The Roland SC-7 General MIDI Sound Module is a stand-alone MIDI synthesizer module by Roland Corporation. It was released in 1992. It supports the General MIDI System and can also be used as a MIDI interface for a computer. The Roland SC-7 provides the basic (capital) Roland Sound Canvas sounds in a compact design for stand-alone, IBM PC/AT or Apple Macintosh computer use.

== Features ==
The SC-7 is 16-part multitimbral with 28-voice polyphony. Individual sounds use one or two voices. It complies to the General MIDI System Level 1 Specification with 128 sounds, 6 drum sets (derived from GS drum sets) digital reverb/delay and chorus effects. The Roland SC-7's ROM samples sound similar with other Roland Sound Canvas and other Roland products from the same era, for example, the Roland SCC-1, the Roland SC-55, the Roland XP-10 synthesizer, and the Roland E-Series Intelligent Keyboard lineup.

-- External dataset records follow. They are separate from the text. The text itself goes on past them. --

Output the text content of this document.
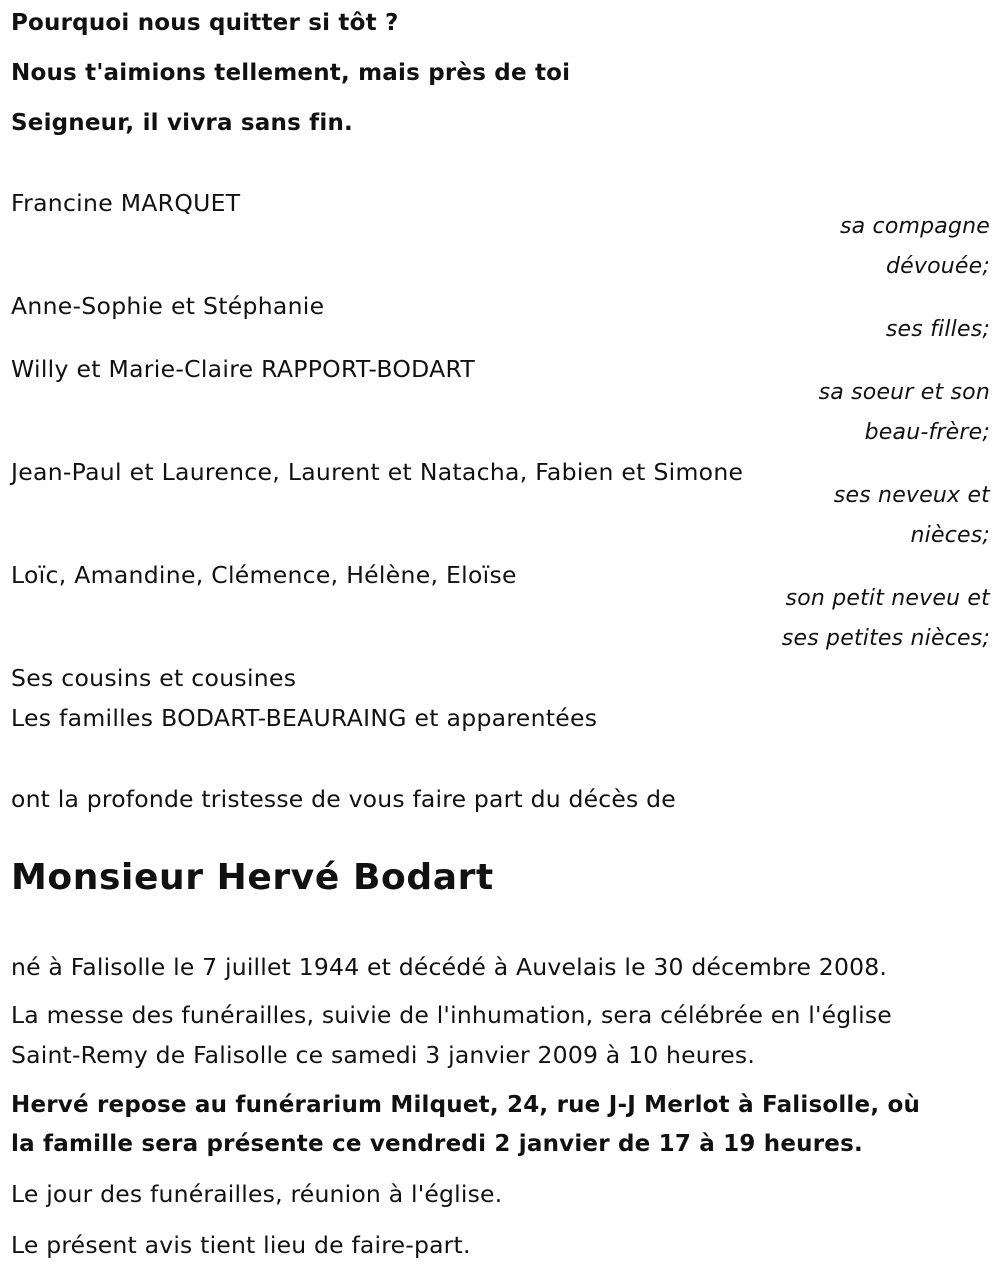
Pourquoi nous quitter si tôt ?
Nous t'aimions tellement, mais près de toi
Seigneur, il vivra sans fin.
Francine MARQUET
sa compagne
dévouée;
Anne-Sophie et Stéphanie
ses filles;
Willy et Marie-Claire RAPPORT-BODART
sa soeur et son
beau-frère;
Jean-Paul et Laurence, Laurent et Natacha, Fabien et Simone
ses neveux et
nièces;
Loïc, Amandine, Clémence, Hélène, Eloïse
son petit neveu et
ses petites nièces;
Ses cousins et cousines
Les familles BODART-BEAURAING et apparentées
ont la profonde tristesse de vous faire part du décès de
Monsieur Hervé Bodart
né à Falisolle le 7 juillet 1944 et décédé à Auvelais le 30 décembre 2008.
La messe des funérailles, suivie de l'inhumation, sera célébrée en l'église
Saint-Remy de Falisolle ce samedi 3 janvier 2009 à 10 heures.
Hervé repose au funérarium Milquet, 24, rue J-J Merlot à Falisolle, où
la famille sera présente ce vendredi 2 janvier de 17 à 19 heures.
Le jour des funérailles, réunion à l'église.
Le présent avis tient lieu de faire-part.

The SC-7 has two audio inputs (one with level adjust) to mix two different audio sources, for example, a D/A converter (a computer sound card) or an external CD-player together with the SC-7's own output all at the sound module's audio output, making it easy to connect to amplification or speaker devices.

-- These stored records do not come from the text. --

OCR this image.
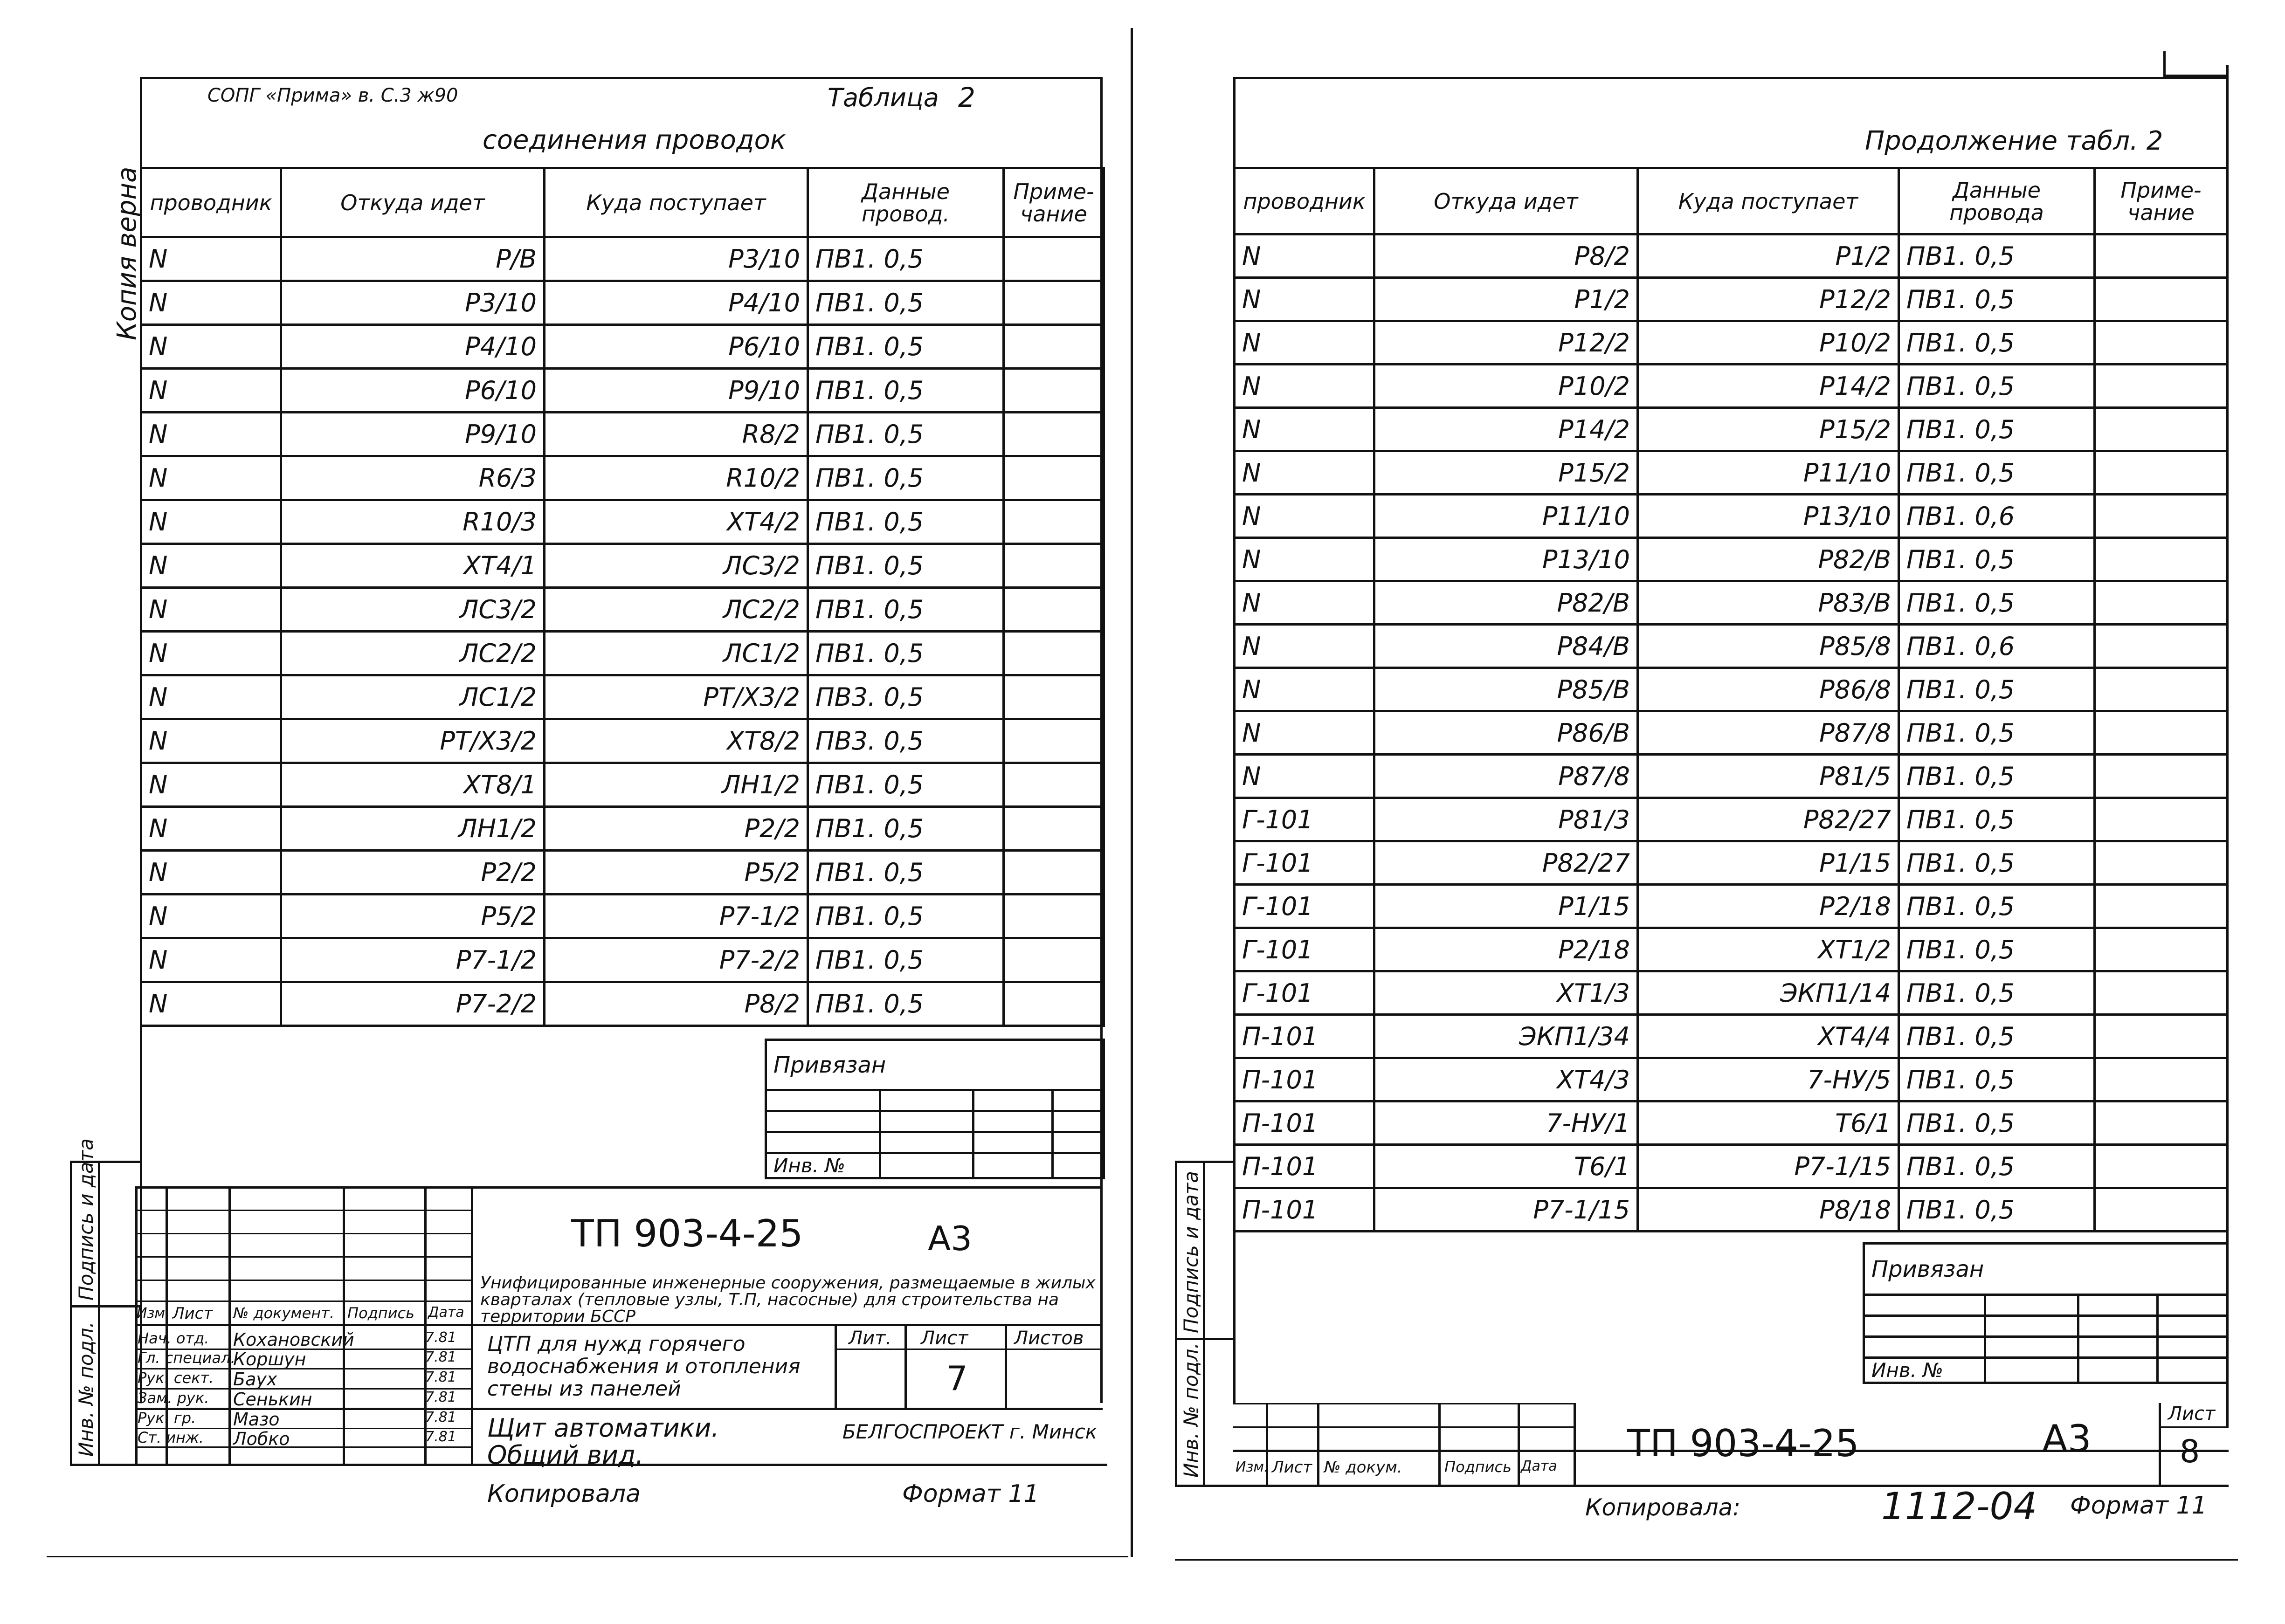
Копия верна
СОПГ «Прима» в. С.3 ж90	Таблица 2
соединения проводок
проводник	Откуда идет	Куда поступает	Данные провод.	Приме-чание
N	P/B	P3/10	ПВ1. 0,5	
N	P3/10	P4/10	ПВ1. 0,5	
N	P4/10	P6/10	ПВ1. 0,5	
N	P6/10	P9/10	ПВ1. 0,5	
N	P9/10	R8/2	ПВ1. 0,5	
N	R6/3	R10/2	ПВ1. 0,5	
N	R10/3	XT4/2	ПВ1. 0,5	
N	XT4/1	ЛС3/2	ПВ1. 0,5	
N	ЛС3/2	ЛС2/2	ПВ1. 0,5	
N	ЛС2/2	ЛС1/2	ПВ1. 0,5	
N	ЛС1/2	PT/X3/2	ПВ3. 0,5	
N	PT/X3/2	XT8/2	ПВ3. 0,5	
N	XT8/1	ЛН1/2	ПВ1. 0,5	
N	ЛН1/2	P2/2	ПВ1. 0,5	
N	P2/2	P5/2	ПВ1. 0,5	
N	P5/2	P7-1/2	ПВ1. 0,5	
N	P7-1/2	P7-2/2	ПВ1. 0,5	
N	P7-2/2	P8/2	ПВ1. 0,5	
Привязан			

Инв. №			
Инв. № подл.
Подпись и дата	ТП 903-4-25	А3
Унифицированные инженерные сооружения, размещаемые в жилых кварталах (тепловые узлы, Т.П, насосные) для строительства на территории БССР
Изм. Лист № документ. Подпись Дата
Нач. отд. Кохановский	7.81
Гл. специал.
Коршун	7.81
Рук. сект. Баух	7.81
Зам. рук. Сенькин	7.81
Рук. гр. Мазо	7.81
Ст. инж. Лобко	7.81
ЦТП для нужд горячего водоснабжения и отопления стены из панелей
Лит. Лист Листов
7
Щит автоматики. Общий вид.
БЕЛГОСПРОЕКТ г. Минск
Копировала	Формат 11
Продолжение табл. 2
проводник	Откуда идет	Куда поступает	Данные провода	Приме-чание
N	P8/2	P1/2	ПВ1. 0,5	
N	P1/2	P12/2	ПВ1. 0,5	
N	P12/2	P10/2	ПВ1. 0,5	
N	P10/2	P14/2	ПВ1. 0,5	
N	P14/2	P15/2	ПВ1. 0,5	
N	P15/2	P11/10	ПВ1. 0,5	
N	P11/10	P13/10	ПВ1. 0,6	
N	P13/10	P82/B	ПВ1. 0,5	
N	P82/B	P83/B	ПВ1. 0,5	
N	P84/B	P85/8	ПВ1. 0,6	
N	P85/B	P86/8	ПВ1. 0,5	
N	P86/B	P87/8	ПВ1. 0,5	
N	P87/8	P81/5	ПВ1. 0,5	
Г-101	P81/3	P82/27	ПВ1. 0,5	
Г-101	P82/27	P1/15	ПВ1. 0,5	
Г-101	P1/15	P2/18	ПВ1. 0,5	
Г-101	P2/18	XT1/2	ПВ1. 0,5	
Г-101	XT1/3	ЭКП1/14	ПВ1. 0,5	
П-101	ЭКП1/34	XT4/4	ПВ1. 0,5	
П-101	XT4/3	7-НУ/5	ПВ1. 0,5	
П-101	7-НУ/1	Т6/1	ПВ1. 0,5	
П-101	Т6/1	P7-1/15	ПВ1. 0,5	
П-101	P7-1/15	P8/18	ПВ1. 0,5	
Привязан			

Инв. №			
Инв. № подл.
Подпись и дата
Изм. Лист № докум.	Подпись Дата
ТП 903-4-25	А3
Лист
8
Копировала:	1112-04 Формат 11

It can also be configured as a MIDI interface for either IBM PC/AT or Apple Macintosh computers with a special serial cable and Roland software.

The Roland SCB-7 was a Roland MIDI Daughterboard version of the SC-7 that plugged into the Wave Blaster Connector of the Sound Blaster line of sound cards for the PC. The Roland RAP-10 was an ISA sound card with the SC-7 on board along with digital sampling.

== Physical connections and dimensions ==
- Host Connector Connection (mini-DIN 8 pin, for a RS-232C or RS-422 computer connection)
- MIDI In (for sound module MIDI input in stand-alone operation or for MIDI interface MIDI input in serial/computer operation)
- Audio Input 1 (stereo 3.5mm miniature jack)
- Audio Input 2 (stereo 3.5mm miniature jack, in front-panel)
- Audio Output (RCA jack L,R)
- Headphone Output (stereo 3.5mm miniature jack, in front-panel)
Dimensions are 168 (w) x 203 (d) x 35 (h) mm and weight 0.5 kg.

Power requirements: draws 300 mA of current at 9 volts. Polarity: shield (sleeve) positive, core (tip) negative. In Finland, ships with the Roland ACI-230C power supply unit.

== Use in media ==
The sounds of the Roland SC-7 (or other similar Roland product) can be recognized in various (low-budget) television or music productions. It is also commonly used in jingles for commercials or other television programs.